Insight and analysis on the data center space from industry thought leaders.
Transparency: Customers Demand It – Can Data Centers Provide It?
DCIM tools and software provide colocation customers with much-needed transparency and visibility into data center assets.
August 20, 2015
Byron Miller is the Senior Vice President of Operations at FORTRUST.
Knowledge is power. As a colocation customer, can you imagine having real-time information on the power, cooling, and relative humidity being supplied to your IT assets available 24/7 on your mobile device? Plus, what if there were a way to verify whether or not your SLAs are being fulfilled?
We are in a sea of change in the colocation data center industry. Real-time visibility is in demand, and the era of transparency is upon us.
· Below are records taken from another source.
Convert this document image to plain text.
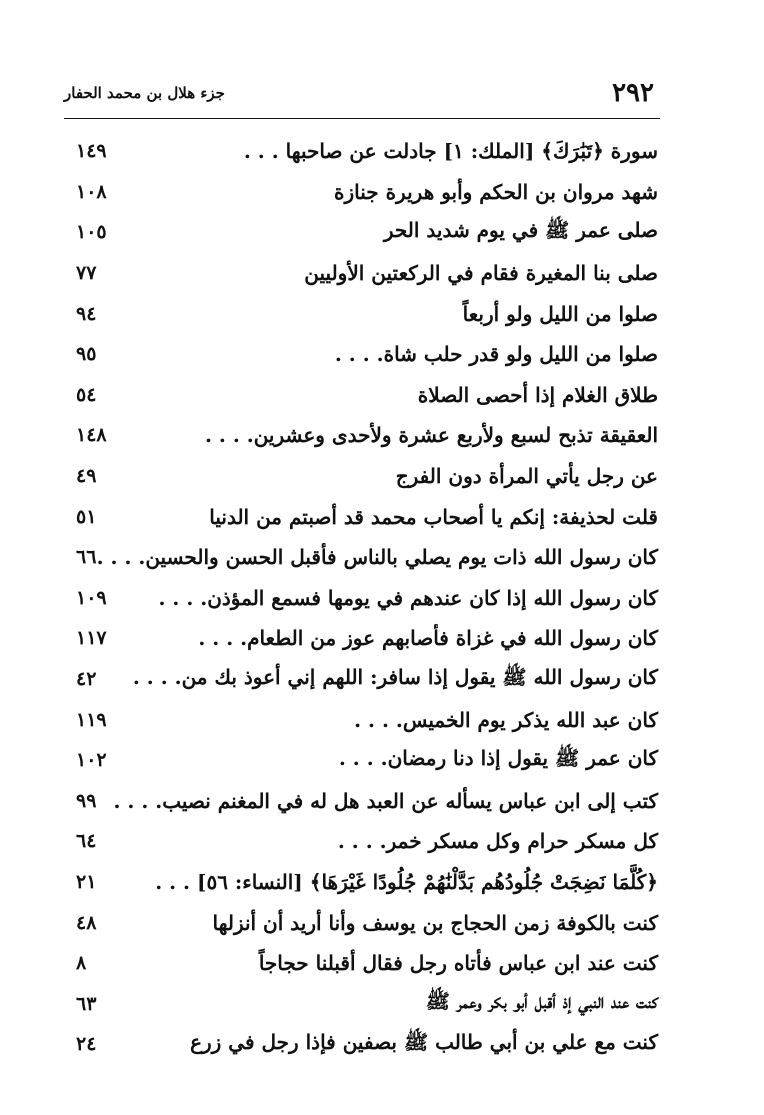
٢٩٢
جزء هلال بن محمد الحفار
سورة ﴿تَبَٰرَكَ﴾ [الملك: ١] جادلت عن صاحبها . . .
١٤٩
شهد مروان بن الحكم وأبو هريرة جنازة
١٠٨
صلى عمر ﷺ في يوم شديد الحر
١٠٥
صلى بنا المغيرة فقام في الركعتين الأوليين
٧٧
صلوا من الليل ولو أربعاً
٩٤
صلوا من الليل ولو قدر حلب شاة. . . .
٩٥
طلاق الغلام إذا أحصى الصلاة
٥٤
العقيقة تذبح لسبع ولأربع عشرة ولأحدى وعشرين. . . .
١٤٨
عن رجل يأتي المرأة دون الفرج
٤٩
قلت لحذيفة: إنكم يا أصحاب محمد قد أصبتم من الدنيا
٥١
كان رسول الله ذات يوم يصلي بالناس فأقبل الحسن والحسين. . . .
٦٦
كان رسول الله إذا كان عندهم في يومها فسمع المؤذن. . . .
١٠٩
كان رسول الله في غزاة فأصابهم عوز من الطعام. . . .
١١٧
كان رسول الله ﷺ يقول إذا سافر: اللهم إني أعوذ بك من. . . .
٤٢
كان عبد الله يذكر يوم الخميس. . . .
١١٩
كان عمر ﷺ يقول إذا دنا رمضان. . . .
١٠٢
كتب إلى ابن عباس يسأله عن العبد هل له في المغنم نصيب. . . .
٩٩
كل مسكر حرام وكل مسكر خمر. . . .
٦٤
﴿كُلَّمَا نَضِجَتْ جُلُودُهُم بَدَّلْنَٰهُمْ جُلُودًا غَيْرَهَا﴾ [النساء: ٥٦] . . .
٢١
كنت بالكوفة زمن الحجاج بن يوسف وأنا أريد أن أنزلها
٤٨
كنت عند ابن عباس فأتاه رجل فقال أقبلنا حجاجاً
٨
كنت عند النبي إذ أقبل أبو بكر وعمر ﷺ
٦٣
كنت مع علي بن أبي طالب ﷺ بصفين فإذا رجل في زرع
٢٤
A data center partnership requires a lot of trust. Clients trust that they will receive the amount of power they need, the network connection and uptime they paid for, a well-maintained facility without risk from disasters, and a building supplied with equipment that will cool and power effectively, while also being monitored and maintained by a trained and attentive staff.
Without a metric or tool to check whether these SLAs are being met, they become promises a customer trusts their data center is fulfilling. A customer will only know otherwise when something goes wrong.
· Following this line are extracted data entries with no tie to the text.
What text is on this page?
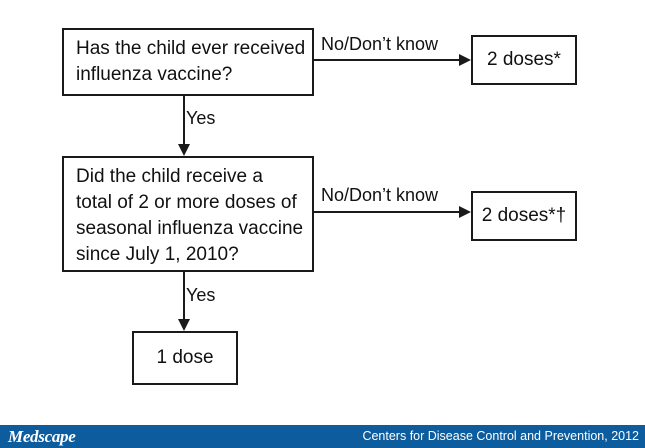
Has the child ever received
influenza vaccine?
Did the child receive a
total of 2 or more doses of
seasonal influenza vaccine
since July 1, 2010?
2 doses*
2 doses*†
1 dose
No/Don’t know
Yes
No/Don’t know
Yes
Medscape	Centers for Disease Control and Prevention, 2012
When a customer needs to add more power and learns there is no more power available, this leaves a colocation customer between a rock and a hard place. Or worse, clients pay for power they don’t need, costing their business thousands and taking power away from other data center clients. In other cases, servers might overheat and damage equipment, but without visibility into a monitoring system no one knows until the situation becomes dire and costly.
Unless colocation customers plan to work next to equipment and monitor all of these variables 24 hours a day, they will never know.
However, this is changing. With the advent of Data Center Infrastructure Management (DCIM), new customer-friendly tools are emerging that give colocation clients complete visibility and transparency. These tools are incredibly convenient and offer efficient management for data center staff.
Colocation customers can see whether their SLAs are being met, as well as access real-time data about their colocated environment. They can also trend data on their colocated environment regarding power usage, temperature, and relative humidity. The alternative to this would be manually taking readings for a single point in time.
Data center managers can ensure clients receive the precise amount of services they need and have paid for, allowing them to better manage and allocate resources.
There is a finite amount of power and cooling in any data center – incorrectly allocating resources can be an egregious error. DCIM systems make assessing when to expand, when to add more capacity, and when to employ cooling to areas of the data center very straightforward. Monitoring tools allow for intricate review of the data center, revealing potential issues before they progress.
With all of the incredible benefits, why don’t all data centers have DCIM tools?
Two reasons: Implementing a DCIM is costly, particularly for a legacy data center; each data center is different and there is no “one-size-fits-all” solution. For a data center to take on the cost of implementing a DCIM system may simply not be a financial possibility.
Recently at AFCOM, a room full of roughly 100 data center professionals were asked to raise their hands if they had implemented DCIM. One-third of the hands went up.
There are DCIM tools and DCIM software available on the market, but options are limited and it is difficult to find a solution because no two data centers are alike. The amount of data points that need to be monitored vary from one data center to the next. For example, at FORTRUST, we monitor close to 100,000 data points throughout our data center infrastructure.
Some data centers can’t do branch circuit monitoring at the circuit breaker level, so they can’t track on an individual circuit level — making power utilization monitoring difficult. The problem with many DCIM tools is that they are not easily customizable by the end user. This has left DCIM developers scrambling to create a solution and fill the gap in the marketplace.
After researching and testing out multiple Building Management Systems (BMS) and DCIM tools, I found that none worked for our facility. We finally found a system that would allow user-friendly customization for our specific needs without needing translators, black boxes or incurring additional cost from the manufacturer to customize. From that DCIM system we created our own tool, giving colocation customers 24-hour real-time access to an in-depth view of their colocated data center environment via web login.
If your data center doesn’t offer a similar tool or isn’t operating a DCIM system, it is time to ask if this will change in the future. In the interest of transparency and data center management, DCIM and customer login monitoring tools are the wave of the future. Be sure your provider is on board.